Business | Shipping
Arabian Gulf tanker rates likely to increase due to lack of vessels
The cost of shipping Middle East crude to Asia, the world's busiest route for supertankers, may advance for a sixth day because vessel supply is constrained in the Atlantic.
London: The cost of shipping Middle East crude to Asia, the world's busiest route for supertankers, may advance for a sixth day because vessel supply is constrained in the Atlantic.
"In the Atlantic, there's no doubt there's a little shortage of ships on March dates," Mathieu Philippe a Dubai-based tanker broker at Barry Rogliano Salles said by phone yesterday. "The market will continue to rise until at least next week."
Options
When ship charter rates rise in western hemisphere markets, some owners whose tankers are in Eur-ope or the US may choose to compete for West African cargoes rather than sending the ships back to the Middle East, cutting availability.

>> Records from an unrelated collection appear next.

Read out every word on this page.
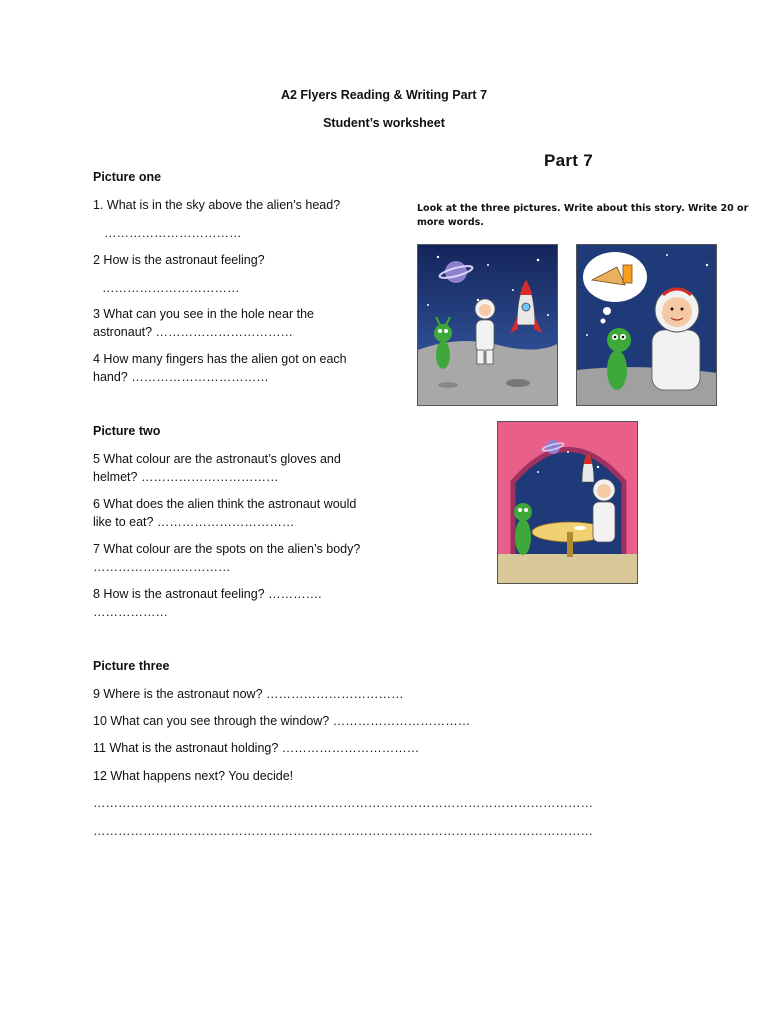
A2 Flyers Reading & Writing Part 7
Student’s worksheet
Picture one
1. What is in the sky above the alien’s head?
……………………………
2 How is the astronaut feeling?
……………………………
3 What can you see in the hole near the
astronaut? ……………………………
4 How many fingers has the alien got on each
hand? ……………………………
Picture two
5 What colour are the astronaut’s gloves and
helmet? ……………………………
6 What does the alien think the astronaut would
like to eat? ……………………………
7 What colour are the spots on the alien’s body?
……………………………
8 How is the astronaut feeling? ………….
………………
Picture three
9 Where is the astronaut now? ……………………………
10 What can you see through the window? ……………………………
11 What is the astronaut holding? ……………………………
12 What happens next? You decide!
…………………………………………………………………………………………………………
…………………………………………………………………………………………………………
Part 7
Look at the three pictures. Write about this story. Write 20 or
more words.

PTT Pcl, Thailand's biggest energy company, hired the tanker Xin Jin Yang for 138 Worldscale points, according to Barry Rogliano. That's 1.5 per cent above the London-based Baltic Exchange's assessment of WS135.94 for a comparable voyage to Singapore.
Xin Jin Yang is fitted with a double hull to cut the risk of an oil spill. That makes it more expensive to hire than single-hulled ships. The exchange's benchmark assessment for freight derivative contracts advanced for a fifth day to WS132.66 yesterday.
Worldscale points are a percentage of a nominal rate, or flat rate, for more than 320,000 specific routes.
Flat rates for every voyage, quoted in US dollars a tonne, are revised annually by the Worldscale Association in London to reflect changing fuel costs, port tariffs and exchange rates.
Each flat-rate assessment gives owners and oil companies a starting point for negotiating hire rates without having to calculate the value of each deal from scratch.
At WS132.66, owners of double-hulled very large crude carriers, or VLCCs, can earn about $100,273 a day on a 39-day round trip from Saudi Arabia to South Korea, based on a formula by R.S. Platou, an Oslo-based shipbroker, and Bloomberg marine-fuel prices.
Need
Frontline Ltd, the world's biggest VLCC operator, said on February 15 it needs $31,400 a day to break even on each of its supertankers.
Bookings for VLCCs sailing from the Middle East to Asia account for 47 per cent of global demand for the carriers, according to New York-based McQuilling Brokerage Partners LLP.
Shipments to the US and Caribbean, the second-biggest market, account for 14 per cent of demand for supertankers.